If you've never tried a Japanese snack called Jagariko, I highly recommend it. When I visited the Tokyo offices of Japanese snackmaker Calbee Inc., I made sure to ask if I could have a free pack of my favorite snack. "Maybe," the managers hedged.
I wasn't at Calbee to talk about their potato sticks, but their corporate culture. Calbee is famous in Japan for a progressive, female-friendly workplace. Japan's government has scaled back its ambitions to put more women in corporate management roles, but Calbee is pushing ahead full steam. The company has increased the share of female managers from 5.6 percent in 2010 to 22.1 percent in 2016, and is aiming for 30 percent by the end of the decade.

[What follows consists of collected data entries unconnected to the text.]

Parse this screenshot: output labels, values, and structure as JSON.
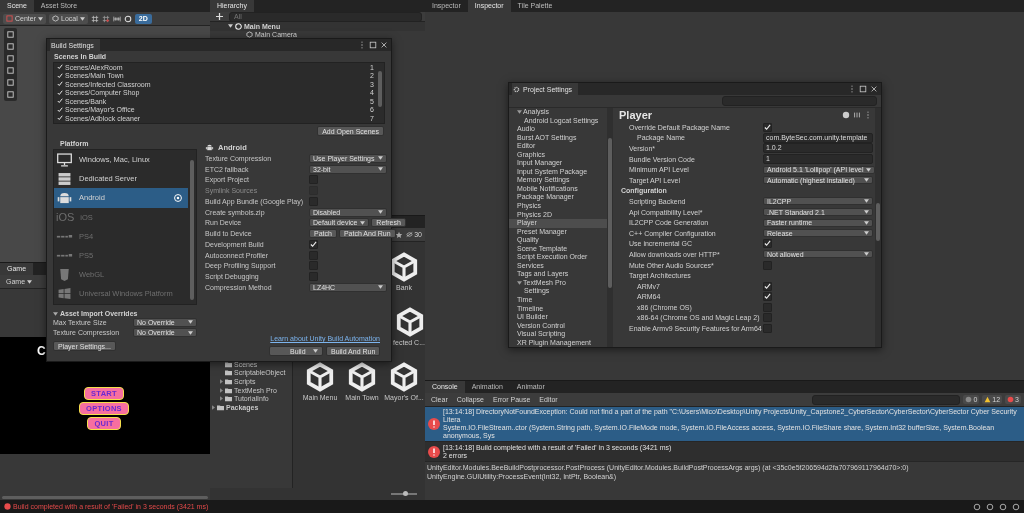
{
  "scene_panel": {
    "tabs": [
      {
        "label": "Scene",
        "selected": true
      },
      {
        "label": "Asset Store",
        "selected": false
      }
    ],
    "toolbar": {
      "pivot": "Center",
      "space": "Local",
      "toggle_2d": {
        "label": "2D",
        "on": true
      }
    }
  },
  "hierarchy": {
    "title": "Hierarchy",
    "search": {
      "placeholder": "All"
    },
    "items": [
      {
        "label": "Main Menu",
        "expanded": true,
        "children": [
          {
            "label": "Main Camera"
          }
        ]
      }
    ]
  },
  "inspector_panel": {
    "tabs": [
      {
        "label": "Inspector",
        "selected": false
      },
      {
        "label": "Inspector",
        "selected": true
      },
      {
        "label": "Tile Palette",
        "selected": false
      }
    ]
  },
  "game_panel": {
    "tab": "Game",
    "display": "Game",
    "title_fragment": "C",
    "menu_buttons": [
      "START",
      "OPTIONS",
      "QUIT"
    ]
  },
  "project_panel": {
    "count": "30",
    "asset_folders": [
      {
        "label": "Scenes",
        "expandable": false
      },
      {
        "label": "ScriptableObject",
        "expandable": false
      },
      {
        "label": "Scripts",
        "expandable": true
      },
      {
        "label": "TextMesh Pro",
        "expandable": true
      },
      {
        "label": "TutorialInfo",
        "expandable": true
      }
    ],
    "root_folders": [
      {
        "label": "Packages",
        "expandable": true
      }
    ],
    "assets": [
      "Bank",
      "fected C...",
      "Main Menu",
      "Main Town",
      "Mayor's Of..."
    ],
    "zoom_slider": {
      "level": 0.55
    }
  },
  "build_settings": {
    "title": "Build Settings",
    "scenes_header": "Scenes In Build",
    "scenes": [
      {
        "path": "Scenes/AlexRoom",
        "index": "1",
        "checked": true
      },
      {
        "path": "Scenes/Main Town",
        "index": "2",
        "checked": true
      },
      {
        "path": "Scenes/Infected Classroom",
        "index": "3",
        "checked": true
      },
      {
        "path": "Scenes/Computer Shop",
        "index": "4",
        "checked": true
      },
      {
        "path": "Scenes/Bank",
        "index": "5",
        "checked": true
      },
      {
        "path": "Scenes/Mayor's Office",
        "index": "6",
        "checked": true
      },
      {
        "path": "Scenes/Adblock cleaner",
        "index": "7",
        "checked": true
      }
    ],
    "add_open_scenes": "Add Open Scenes",
    "platform_header": "Platform",
    "platforms": [
      {
        "name": "Windows, Mac, Linux",
        "kind": "monitor",
        "installed": true,
        "selected": false,
        "active": false
      },
      {
        "name": "Dedicated Server",
        "kind": "server",
        "installed": true,
        "selected": false,
        "active": false
      },
      {
        "name": "Android",
        "kind": "android",
        "installed": true,
        "selected": true,
        "active": true
      },
      {
        "name": "iOS",
        "kind": "ios",
        "icon_text": "iOS",
        "installed": false,
        "selected": false,
        "active": false
      },
      {
        "name": "PS4",
        "kind": "ps4",
        "installed": false,
        "selected": false,
        "active": false
      },
      {
        "name": "PS5",
        "kind": "ps5",
        "installed": false,
        "selected": false,
        "active": false
      },
      {
        "name": "WebGL",
        "kind": "webgl",
        "installed": false,
        "selected": false,
        "active": false
      },
      {
        "name": "Universal Windows Platform",
        "kind": "windows",
        "installed": false,
        "selected": false,
        "active": false
      }
    ],
    "platform_title": "Android",
    "settings": [
      {
        "label": "Texture Compression",
        "kind": "dropdown",
        "value": "Use Player Settings",
        "disabled": false
      },
      {
        "label": "ETC2 fallback",
        "kind": "dropdown",
        "value": "32-bit",
        "disabled": false
      },
      {
        "label": "Export Project",
        "kind": "checkbox",
        "checked": false,
        "disabled": false
      },
      {
        "label": "Symlink Sources",
        "kind": "checkbox",
        "checked": false,
        "disabled": true
      },
      {
        "label": "Build App Bundle (Google Play)",
        "kind": "checkbox",
        "checked": false,
        "disabled": false
      },
      {
        "label": "Create symbols.zip",
        "kind": "dropdown",
        "value": "Disabled",
        "disabled": false
      },
      {
        "label": "Run Device",
        "kind": "device",
        "value": "Default device",
        "button": "Refresh",
        "disabled": false
      },
      {
        "label": "Build to Device",
        "kind": "buttons",
        "buttons": [
          "Patch",
          "Patch And Run"
        ],
        "disabled": false
      },
      {
        "label": "Development Build",
        "kind": "checkbox",
        "checked": true,
        "disabled": false
      },
      {
        "label": "Autoconnect Profiler",
        "kind": "checkbox",
        "checked": false,
        "disabled": false
      },
      {
        "label": "Deep Profiling Support",
        "kind": "checkbox",
        "checked": false,
        "disabled": false
      },
      {
        "label": "Script Debugging",
        "kind": "checkbox",
        "checked": false,
        "disabled": false
      },
      {
        "label": "Compression Method",
        "kind": "dropdown",
        "value": "LZ4HC",
        "disabled": false
      }
    ],
    "overrides": {
      "title": "Asset Import Overrides",
      "expanded": true,
      "rows": [
        {
          "label": "Max Texture Size",
          "value": "No Override"
        },
        {
          "label": "Texture Compression",
          "value": "No Override"
        }
      ]
    },
    "learn_link": "Learn about Unity Build Automation",
    "player_settings": "Player Settings...",
    "build": "Build",
    "build_and_run": "Build And Run"
  },
  "project_settings": {
    "title": "Project Settings",
    "nav": [
      {
        "label": "Analysis",
        "expanded": true,
        "selected": false,
        "children": [
          {
            "label": "Android Logcat Settings",
            "selected": false
          }
        ]
      },
      {
        "label": "Audio",
        "selected": false
      },
      {
        "label": "Burst AOT Settings",
        "selected": false
      },
      {
        "label": "Editor",
        "selected": false
      },
      {
        "label": "Graphics",
        "selected": false
      },
      {
        "label": "Input Manager",
        "selected": false
      },
      {
        "label": "Input System Package",
        "selected": false
      },
      {
        "label": "Memory Settings",
        "selected": false
      },
      {
        "label": "Mobile Notifications",
        "selected": false
      },
      {
        "label": "Package Manager",
        "selected": false
      },
      {
        "label": "Physics",
        "selected": false
      },
      {
        "label": "Physics 2D",
        "selected": false
      },
      {
        "label": "Player",
        "selected": true
      },
      {
        "label": "Preset Manager",
        "selected": false
      },
      {
        "label": "Quality",
        "selected": false
      },
      {
        "label": "Scene Template",
        "selected": false
      },
      {
        "label": "Script Execution Order",
        "selected": false
      },
      {
        "label": "Services",
        "selected": false
      },
      {
        "label": "Tags and Layers",
        "selected": false
      },
      {
        "label": "TextMesh Pro",
        "expanded": true,
        "selected": false,
        "children": [
          {
            "label": "Settings",
            "selected": false
          }
        ]
      },
      {
        "label": "Time",
        "selected": false
      },
      {
        "label": "Timeline",
        "selected": false
      },
      {
        "label": "UI Builder",
        "selected": false
      },
      {
        "label": "Version Control",
        "selected": false
      },
      {
        "label": "Visual Scripting",
        "selected": false
      },
      {
        "label": "XR Plugin Management",
        "selected": false
      }
    ],
    "page_title": "Player",
    "rows": [
      {
        "label": "Override Default Package Name",
        "kind": "checkbox",
        "checked": true,
        "children": [
          {
            "label": "Package Name",
            "kind": "text",
            "value": "com.ByteSec.com.unity.template"
          }
        ]
      },
      {
        "label": "Version*",
        "kind": "text",
        "value": "1.0.2"
      },
      {
        "label": "Bundle Version Code",
        "kind": "text",
        "value": "1"
      },
      {
        "label": "Minimum API Level",
        "kind": "dropdown",
        "value": "Android 5.1 'Lollipop' (API level"
      },
      {
        "label": "Target API Level",
        "kind": "dropdown",
        "value": "Automatic (highest installed)"
      },
      {
        "label": "Configuration",
        "kind": "section"
      },
      {
        "label": "Scripting Backend",
        "kind": "dropdown",
        "value": "IL2CPP"
      },
      {
        "label": "Api Compatibility Level*",
        "kind": "dropdown",
        "value": ".NET Standard 2.1"
      },
      {
        "label": "IL2CPP Code Generation",
        "kind": "dropdown",
        "value": "Faster runtime"
      },
      {
        "label": "C++ Compiler Configuration",
        "kind": "dropdown",
        "value": "Release"
      },
      {
        "label": "Use incremental GC",
        "kind": "checkbox",
        "checked": true
      },
      {
        "label": "Allow downloads over HTTP*",
        "kind": "dropdown",
        "value": "Not allowed"
      },
      {
        "label": "Mute Other Audio Sources*",
        "kind": "checkbox",
        "checked": false
      },
      {
        "label": "Target Architectures",
        "kind": "label",
        "children": [
          {
            "label": "ARMv7",
            "kind": "checkbox",
            "checked": true
          },
          {
            "label": "ARM64",
            "kind": "checkbox",
            "checked": true
          },
          {
            "label": "x86 (Chrome OS)",
            "kind": "checkbox",
            "checked": false
          },
          {
            "label": "x86-64 (Chrome OS and Magic Leap 2)",
            "kind": "checkbox",
            "checked": false
          }
        ]
      },
      {
        "label": "Enable Armv9 Security Features for Arm64",
        "kind": "checkbox",
        "checked": false
      }
    ]
  },
  "console": {
    "tabs": [
      {
        "label": "Console",
        "selected": true
      },
      {
        "label": "Animation",
        "selected": false
      },
      {
        "label": "Animator",
        "selected": false
      }
    ],
    "toolbar": [
      "Clear",
      "Collapse",
      "Error Pause",
      "Editor"
    ],
    "counts": [
      {
        "kind": "info",
        "value": "0"
      },
      {
        "kind": "warning",
        "value": "12"
      },
      {
        "kind": "error",
        "value": "3"
      }
    ],
    "logs": [
      {
        "text": "[13:14:18] DirectoryNotFoundException: Could not find a part of the path \"C:\\Users\\Mico\\Desktop\\Unity Projects\\Unity_Capstone2_CyberSector\\CyberSector\\CyberSector Cyber Security Litera",
        "detail": "System.IO.FileStream..ctor (System.String path, System.IO.FileMode mode, System.IO.FileAccess access, System.IO.FileShare share, System.Int32 bufferSize, System.Boolean anonymous, Sys",
        "selected": true
      },
      {
        "text": "[13:14:18] Build completed with a result of 'Failed' in 3 seconds (3421 ms)",
        "detail": "2 errors",
        "selected": false
      }
    ],
    "stack": [
      "UnityEditor.Modules.BeeBuildPostprocessor.PostProcess (UnityEditor.Modules.BuildPostProcessArgs args) (at <35c0e5f206594d2fa707969117964d70>:0)",
      "UnityEngine.GUIUtility:ProcessEvent(Int32, IntPtr, Boolean&)"
    ]
  },
  "status_bar": {
    "message": "Build completed with a result of 'Failed' in 3 seconds (3421 ms)"
  }
}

But Calbee managers explained to me that gender equality is only a small facet of the company's attempts to transform the company's management style. The real goal, they told me, was to shift from a culture that valued input of effort to one that rewarded results, efficiency and productivity. They asserted that female managers are actually more productive than men — where men feel social pressure to stay at work even if nothing needs doing, the Calbee folks said, women feel pressure to finish their tasks quickly and efficiently so they can get home to spend more time with their kids. My interviewees therefore argued that work-life balance, gender equality, and results-oriented management are all just aspects of a unified whole.